Strasznie się na to patrzyło. Na pierwszą połowę nasz zespół nie dojechał w ogóle. Tam to nawet i tej determinacji nie było widocznej. I myślę, że raz na zawsze warto między bajki z mchu i paproci włożyć krążące w piłce historię o tym, jak to jest ciężko, gdy gra się co trzy dni. Tym razem bowiem były dwa tygodnie przerwy i w żaden sposób nie wpłynęło to pozytywnie na zespół. Katowiczanie byli ospali, bez pomysłu, bez widocznej chęci przyciśnięcia przeciwnika.
Zawsze na meczach posiłkuję się transmisją z Canal+, czy to odpalając na laptopie i oglądając powtórki, czy zapuszczając żurawia w monitory komentatorów stacji, tym razem Bartosza Glenia i Michała Żyro (na monitorach zawsze jest od razu, nie trzeba czekać „poślizgu”). Gdy około 36. minut zobaczyłem, że GKS nie oddał nawet jednego strzałów, choćby niecelnego, nie mogłem uwierzyć. Oto gramy z najsłabszą obroną w lidze, której Zagłębie Leszka Ojrzyńskiego potrafi wklupać sześć bramek, a my nie potrafimy choćby postraszyć bramkarza gospodarzy. Po prostu koszmar. Na koniec połowy był już jeden celny strzał o xG… 0,01. Ja bym to jeszcze na części tysięczne rozłożył, żeby zobaczyć, czy nie było to 0,001. Natomiast sytuację, w której Galan zagrał – co by nie mówić – kapitalną piłkę do Wasyla, a Wasyl zamiast albo przyjąć i strzelić, albo poczekać, albo zrobić cokolwiek innego, odgrywał z pierwszej do tyłu, do nikogo, zakwalifikowałbym jako ujemne xG. No, po prostu tak nie można.

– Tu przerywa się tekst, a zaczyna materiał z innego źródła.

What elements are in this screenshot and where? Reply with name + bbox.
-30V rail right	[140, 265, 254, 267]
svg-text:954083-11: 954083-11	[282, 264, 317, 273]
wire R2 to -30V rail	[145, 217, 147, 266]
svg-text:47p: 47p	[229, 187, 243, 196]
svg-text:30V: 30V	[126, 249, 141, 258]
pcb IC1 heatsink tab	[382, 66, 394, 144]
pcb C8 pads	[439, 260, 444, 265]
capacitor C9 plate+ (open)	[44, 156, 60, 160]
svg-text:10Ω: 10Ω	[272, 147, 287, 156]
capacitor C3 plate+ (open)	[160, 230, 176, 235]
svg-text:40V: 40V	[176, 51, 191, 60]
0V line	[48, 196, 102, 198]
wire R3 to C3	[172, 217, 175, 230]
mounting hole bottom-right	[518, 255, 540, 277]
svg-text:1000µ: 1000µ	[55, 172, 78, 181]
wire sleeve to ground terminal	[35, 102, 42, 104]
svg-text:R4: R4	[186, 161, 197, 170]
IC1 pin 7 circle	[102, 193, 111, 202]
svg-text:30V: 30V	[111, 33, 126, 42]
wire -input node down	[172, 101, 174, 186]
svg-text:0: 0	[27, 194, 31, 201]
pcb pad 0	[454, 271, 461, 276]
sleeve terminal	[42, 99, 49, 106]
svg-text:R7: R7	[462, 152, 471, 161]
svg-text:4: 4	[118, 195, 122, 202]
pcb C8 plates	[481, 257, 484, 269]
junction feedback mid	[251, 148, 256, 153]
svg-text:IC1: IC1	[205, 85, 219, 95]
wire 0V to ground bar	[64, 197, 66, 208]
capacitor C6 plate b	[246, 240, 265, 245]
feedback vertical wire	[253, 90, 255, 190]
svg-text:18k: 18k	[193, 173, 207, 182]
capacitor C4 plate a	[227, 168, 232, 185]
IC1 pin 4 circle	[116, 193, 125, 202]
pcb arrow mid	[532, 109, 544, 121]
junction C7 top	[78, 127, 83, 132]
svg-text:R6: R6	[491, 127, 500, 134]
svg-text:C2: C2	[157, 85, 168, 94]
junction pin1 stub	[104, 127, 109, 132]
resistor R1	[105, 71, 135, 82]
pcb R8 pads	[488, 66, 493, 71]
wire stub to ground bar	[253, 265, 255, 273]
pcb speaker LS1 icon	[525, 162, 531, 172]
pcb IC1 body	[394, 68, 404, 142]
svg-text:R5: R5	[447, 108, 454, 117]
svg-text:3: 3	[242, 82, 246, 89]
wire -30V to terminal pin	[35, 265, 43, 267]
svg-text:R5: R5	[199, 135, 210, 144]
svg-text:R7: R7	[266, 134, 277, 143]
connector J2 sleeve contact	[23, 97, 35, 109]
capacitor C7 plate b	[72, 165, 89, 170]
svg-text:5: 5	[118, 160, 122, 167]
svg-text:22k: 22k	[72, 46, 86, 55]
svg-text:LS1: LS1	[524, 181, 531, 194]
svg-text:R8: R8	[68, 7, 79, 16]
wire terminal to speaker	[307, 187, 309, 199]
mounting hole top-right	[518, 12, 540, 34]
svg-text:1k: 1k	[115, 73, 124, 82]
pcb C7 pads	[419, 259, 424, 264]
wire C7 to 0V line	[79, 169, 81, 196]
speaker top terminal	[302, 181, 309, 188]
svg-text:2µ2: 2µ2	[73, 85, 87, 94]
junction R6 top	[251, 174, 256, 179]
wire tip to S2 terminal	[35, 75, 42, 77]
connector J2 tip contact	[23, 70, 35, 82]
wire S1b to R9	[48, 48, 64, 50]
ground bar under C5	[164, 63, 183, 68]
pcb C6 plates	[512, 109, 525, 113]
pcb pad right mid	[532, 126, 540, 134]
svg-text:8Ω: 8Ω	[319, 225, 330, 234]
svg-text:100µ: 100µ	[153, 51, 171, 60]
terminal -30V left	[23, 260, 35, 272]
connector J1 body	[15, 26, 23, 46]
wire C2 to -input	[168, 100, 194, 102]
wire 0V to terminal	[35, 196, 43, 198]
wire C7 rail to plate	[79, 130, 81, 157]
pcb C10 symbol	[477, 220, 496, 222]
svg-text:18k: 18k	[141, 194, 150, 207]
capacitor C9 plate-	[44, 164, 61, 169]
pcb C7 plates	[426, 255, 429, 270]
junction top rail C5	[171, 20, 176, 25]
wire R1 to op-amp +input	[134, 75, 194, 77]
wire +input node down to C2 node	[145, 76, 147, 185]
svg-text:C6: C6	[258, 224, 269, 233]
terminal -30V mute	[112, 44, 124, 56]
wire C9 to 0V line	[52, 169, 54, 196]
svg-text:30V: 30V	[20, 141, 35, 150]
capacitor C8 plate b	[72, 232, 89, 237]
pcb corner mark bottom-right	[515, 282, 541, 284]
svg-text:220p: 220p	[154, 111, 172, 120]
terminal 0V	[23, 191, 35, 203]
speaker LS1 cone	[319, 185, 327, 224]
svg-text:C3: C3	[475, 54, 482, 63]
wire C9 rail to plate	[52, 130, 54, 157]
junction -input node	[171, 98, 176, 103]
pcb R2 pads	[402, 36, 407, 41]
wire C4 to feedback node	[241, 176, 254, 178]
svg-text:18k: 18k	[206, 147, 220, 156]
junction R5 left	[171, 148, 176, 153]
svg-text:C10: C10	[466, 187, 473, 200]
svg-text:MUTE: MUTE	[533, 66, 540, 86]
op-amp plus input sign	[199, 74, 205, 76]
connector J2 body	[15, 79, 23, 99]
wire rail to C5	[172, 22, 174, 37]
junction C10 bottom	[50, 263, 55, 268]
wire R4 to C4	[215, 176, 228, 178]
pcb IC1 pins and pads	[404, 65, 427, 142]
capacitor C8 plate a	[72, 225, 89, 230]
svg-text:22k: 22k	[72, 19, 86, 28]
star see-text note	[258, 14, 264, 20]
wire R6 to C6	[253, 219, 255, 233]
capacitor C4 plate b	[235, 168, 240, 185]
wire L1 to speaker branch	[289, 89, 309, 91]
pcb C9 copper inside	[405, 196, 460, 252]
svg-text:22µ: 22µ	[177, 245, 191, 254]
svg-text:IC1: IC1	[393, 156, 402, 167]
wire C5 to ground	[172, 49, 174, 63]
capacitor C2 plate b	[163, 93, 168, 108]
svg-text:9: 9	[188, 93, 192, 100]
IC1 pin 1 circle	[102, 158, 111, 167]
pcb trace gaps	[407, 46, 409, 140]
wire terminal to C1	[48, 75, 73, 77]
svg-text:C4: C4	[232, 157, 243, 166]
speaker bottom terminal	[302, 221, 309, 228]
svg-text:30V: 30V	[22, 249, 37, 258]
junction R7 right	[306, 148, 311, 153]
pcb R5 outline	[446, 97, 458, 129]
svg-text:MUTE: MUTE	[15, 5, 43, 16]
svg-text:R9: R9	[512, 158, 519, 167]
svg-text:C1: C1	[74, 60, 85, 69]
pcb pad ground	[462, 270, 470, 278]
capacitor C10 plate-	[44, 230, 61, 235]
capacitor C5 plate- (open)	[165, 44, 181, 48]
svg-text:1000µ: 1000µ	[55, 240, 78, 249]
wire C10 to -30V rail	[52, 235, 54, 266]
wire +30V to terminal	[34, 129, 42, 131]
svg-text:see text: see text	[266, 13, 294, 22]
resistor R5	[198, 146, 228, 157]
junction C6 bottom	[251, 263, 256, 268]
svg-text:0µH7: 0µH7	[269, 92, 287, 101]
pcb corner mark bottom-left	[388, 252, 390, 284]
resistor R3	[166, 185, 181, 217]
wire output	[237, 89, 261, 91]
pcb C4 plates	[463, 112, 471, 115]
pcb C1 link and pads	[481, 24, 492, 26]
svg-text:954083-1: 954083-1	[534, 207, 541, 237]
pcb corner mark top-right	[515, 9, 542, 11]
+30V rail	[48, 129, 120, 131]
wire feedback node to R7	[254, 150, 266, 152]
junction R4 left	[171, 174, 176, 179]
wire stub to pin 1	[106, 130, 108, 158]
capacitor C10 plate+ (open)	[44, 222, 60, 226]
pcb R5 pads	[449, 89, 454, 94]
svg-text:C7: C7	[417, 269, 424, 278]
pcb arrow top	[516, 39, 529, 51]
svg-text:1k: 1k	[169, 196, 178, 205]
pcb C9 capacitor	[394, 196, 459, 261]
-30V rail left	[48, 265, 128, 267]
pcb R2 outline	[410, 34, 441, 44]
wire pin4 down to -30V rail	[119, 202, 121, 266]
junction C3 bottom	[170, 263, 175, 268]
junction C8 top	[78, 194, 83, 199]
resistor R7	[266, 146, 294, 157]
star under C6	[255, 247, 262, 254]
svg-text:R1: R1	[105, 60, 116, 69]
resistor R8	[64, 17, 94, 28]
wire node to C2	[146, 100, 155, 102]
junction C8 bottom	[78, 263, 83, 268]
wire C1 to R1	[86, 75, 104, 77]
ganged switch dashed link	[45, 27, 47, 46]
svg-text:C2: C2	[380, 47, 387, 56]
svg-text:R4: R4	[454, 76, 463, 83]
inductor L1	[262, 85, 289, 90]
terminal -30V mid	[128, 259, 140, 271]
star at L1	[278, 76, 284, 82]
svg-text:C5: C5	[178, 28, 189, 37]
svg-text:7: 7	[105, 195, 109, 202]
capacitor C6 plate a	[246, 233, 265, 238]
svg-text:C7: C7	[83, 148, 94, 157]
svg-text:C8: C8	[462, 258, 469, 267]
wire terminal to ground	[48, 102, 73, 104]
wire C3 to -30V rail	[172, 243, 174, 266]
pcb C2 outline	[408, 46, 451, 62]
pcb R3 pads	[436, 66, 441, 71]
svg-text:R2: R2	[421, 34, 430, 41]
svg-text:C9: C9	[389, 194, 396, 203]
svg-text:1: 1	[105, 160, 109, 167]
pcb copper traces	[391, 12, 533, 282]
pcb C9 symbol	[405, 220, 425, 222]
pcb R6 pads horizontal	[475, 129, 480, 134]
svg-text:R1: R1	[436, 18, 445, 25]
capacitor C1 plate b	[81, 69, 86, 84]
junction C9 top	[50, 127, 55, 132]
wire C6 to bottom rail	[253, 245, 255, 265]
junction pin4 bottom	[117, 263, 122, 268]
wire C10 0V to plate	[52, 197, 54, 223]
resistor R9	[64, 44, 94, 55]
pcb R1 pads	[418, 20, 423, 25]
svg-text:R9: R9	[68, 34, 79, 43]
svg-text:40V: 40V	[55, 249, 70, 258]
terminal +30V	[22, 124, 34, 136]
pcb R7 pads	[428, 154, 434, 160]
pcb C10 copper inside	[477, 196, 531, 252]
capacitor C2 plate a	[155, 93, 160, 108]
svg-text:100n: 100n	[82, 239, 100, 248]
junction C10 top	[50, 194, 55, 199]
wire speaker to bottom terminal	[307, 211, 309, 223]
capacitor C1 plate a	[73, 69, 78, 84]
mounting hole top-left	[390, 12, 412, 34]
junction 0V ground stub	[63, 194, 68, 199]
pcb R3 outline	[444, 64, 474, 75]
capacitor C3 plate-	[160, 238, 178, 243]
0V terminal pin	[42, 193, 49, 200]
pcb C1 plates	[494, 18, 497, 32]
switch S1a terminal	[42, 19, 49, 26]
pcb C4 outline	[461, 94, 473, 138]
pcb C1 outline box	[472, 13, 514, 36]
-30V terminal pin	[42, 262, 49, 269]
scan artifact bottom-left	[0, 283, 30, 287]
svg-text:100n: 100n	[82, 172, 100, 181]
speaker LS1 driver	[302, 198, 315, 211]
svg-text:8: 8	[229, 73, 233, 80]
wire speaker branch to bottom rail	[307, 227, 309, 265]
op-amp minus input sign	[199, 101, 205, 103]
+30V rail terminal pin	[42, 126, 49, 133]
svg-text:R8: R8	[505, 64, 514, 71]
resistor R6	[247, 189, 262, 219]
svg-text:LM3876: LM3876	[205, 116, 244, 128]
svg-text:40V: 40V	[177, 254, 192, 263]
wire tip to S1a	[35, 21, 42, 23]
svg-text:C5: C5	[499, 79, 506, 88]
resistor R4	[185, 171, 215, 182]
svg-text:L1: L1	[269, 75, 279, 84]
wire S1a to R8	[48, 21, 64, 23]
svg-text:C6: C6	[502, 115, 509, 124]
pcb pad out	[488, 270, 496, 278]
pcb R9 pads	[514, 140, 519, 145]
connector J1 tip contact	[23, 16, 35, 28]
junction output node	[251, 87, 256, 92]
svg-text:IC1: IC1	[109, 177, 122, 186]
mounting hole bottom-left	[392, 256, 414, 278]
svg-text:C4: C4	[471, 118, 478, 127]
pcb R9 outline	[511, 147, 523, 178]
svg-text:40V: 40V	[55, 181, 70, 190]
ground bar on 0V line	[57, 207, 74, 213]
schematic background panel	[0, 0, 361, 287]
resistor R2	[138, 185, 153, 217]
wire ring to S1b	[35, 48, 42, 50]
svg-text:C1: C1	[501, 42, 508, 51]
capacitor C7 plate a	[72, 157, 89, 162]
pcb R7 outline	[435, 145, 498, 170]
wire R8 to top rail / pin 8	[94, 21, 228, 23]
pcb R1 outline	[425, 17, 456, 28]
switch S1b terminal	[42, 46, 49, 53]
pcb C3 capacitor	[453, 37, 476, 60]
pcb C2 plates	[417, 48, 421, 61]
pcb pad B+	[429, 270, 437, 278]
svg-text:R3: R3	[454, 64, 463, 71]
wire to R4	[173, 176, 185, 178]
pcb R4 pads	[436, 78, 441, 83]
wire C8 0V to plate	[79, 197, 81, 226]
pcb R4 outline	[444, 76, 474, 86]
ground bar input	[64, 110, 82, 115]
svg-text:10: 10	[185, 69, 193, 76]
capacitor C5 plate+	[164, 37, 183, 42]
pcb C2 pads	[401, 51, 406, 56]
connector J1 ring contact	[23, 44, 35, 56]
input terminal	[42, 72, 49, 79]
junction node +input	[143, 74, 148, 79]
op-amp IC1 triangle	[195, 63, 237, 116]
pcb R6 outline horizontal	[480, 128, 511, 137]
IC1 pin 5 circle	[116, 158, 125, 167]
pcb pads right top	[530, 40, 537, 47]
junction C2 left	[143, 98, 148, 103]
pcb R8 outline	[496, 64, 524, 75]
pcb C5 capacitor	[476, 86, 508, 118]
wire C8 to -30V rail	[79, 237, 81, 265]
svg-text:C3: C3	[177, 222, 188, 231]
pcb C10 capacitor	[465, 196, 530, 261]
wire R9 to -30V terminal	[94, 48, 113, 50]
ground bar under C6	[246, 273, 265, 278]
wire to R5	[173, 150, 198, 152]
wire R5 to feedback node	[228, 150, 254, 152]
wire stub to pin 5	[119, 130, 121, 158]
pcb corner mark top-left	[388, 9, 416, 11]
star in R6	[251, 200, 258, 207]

Mimo wszystko coś tam w końcówce pierwszej połowy leciutko zaczęło się dziać i dawało to jakąś nadzieję na grę po przerwie. I rzeczywiście, GKS miał dużo więcej posiadania piłki w drugiej części gry. Z 52-48 dla Lechii w pierwszej połowie, cały mecz skończyliśmy z bilansem 58-42 na korzyść GKS, czyli po przerwie GKS musiał mieć piłkę przez 68 procent czasu. I choć na koniec meczu to xG było już na poziomie 0,76, to nadal bardzo słabo. Nie mieliśmy groźnych sytuacji.
Zapytałem trenera na konferencji o kwestię braku prostoty w grze, tylko zbyt dużego kombinowania. Trener zaprzeczył mówiąc, że w tym spotkaniu było być może najwięcej dośrodkowań w całym sezonie, bo około czterdziestu i chodzi o jakość. Nie doprecyzowałem, więc doprecyzuję teraz – bardziej chodzi mi o sytuacje, w których naprawdę można już próbować oddać strzał, czy może nawet trochę popróbować zrobić coś na aferę, jakieś zamieszanie itd. A my kombinujemy, tak jak wspomniany Wasyl, tak jak Bartek Nowak w jednej sytuacji, gdzie się wygonił i został zablokowany. Kilka takich sytuacji by się jeszcze znalazło. Natomiast faktem jest, tak jak stwierdził szkoleniowiec, że chodzi też o samą jakość dośrodkowań, a ta była bardzo słaba. Nawet komentatorzy określili centry GieKSy jako „baloniaste”. Golkiper gospodarzy nie miał z reguły z nimi problemów, a jak kilka razy nasi zawodnicy doszli do główki, to po prostu odbili piłkę gdzieś do góry czy nie wiadomo gdzie. Zagrożenia żadnego. Po francusku i hiszpańsku piłka to „balon”. Piłkarze GKS za bardzo chyba wzięli sobie to do serca.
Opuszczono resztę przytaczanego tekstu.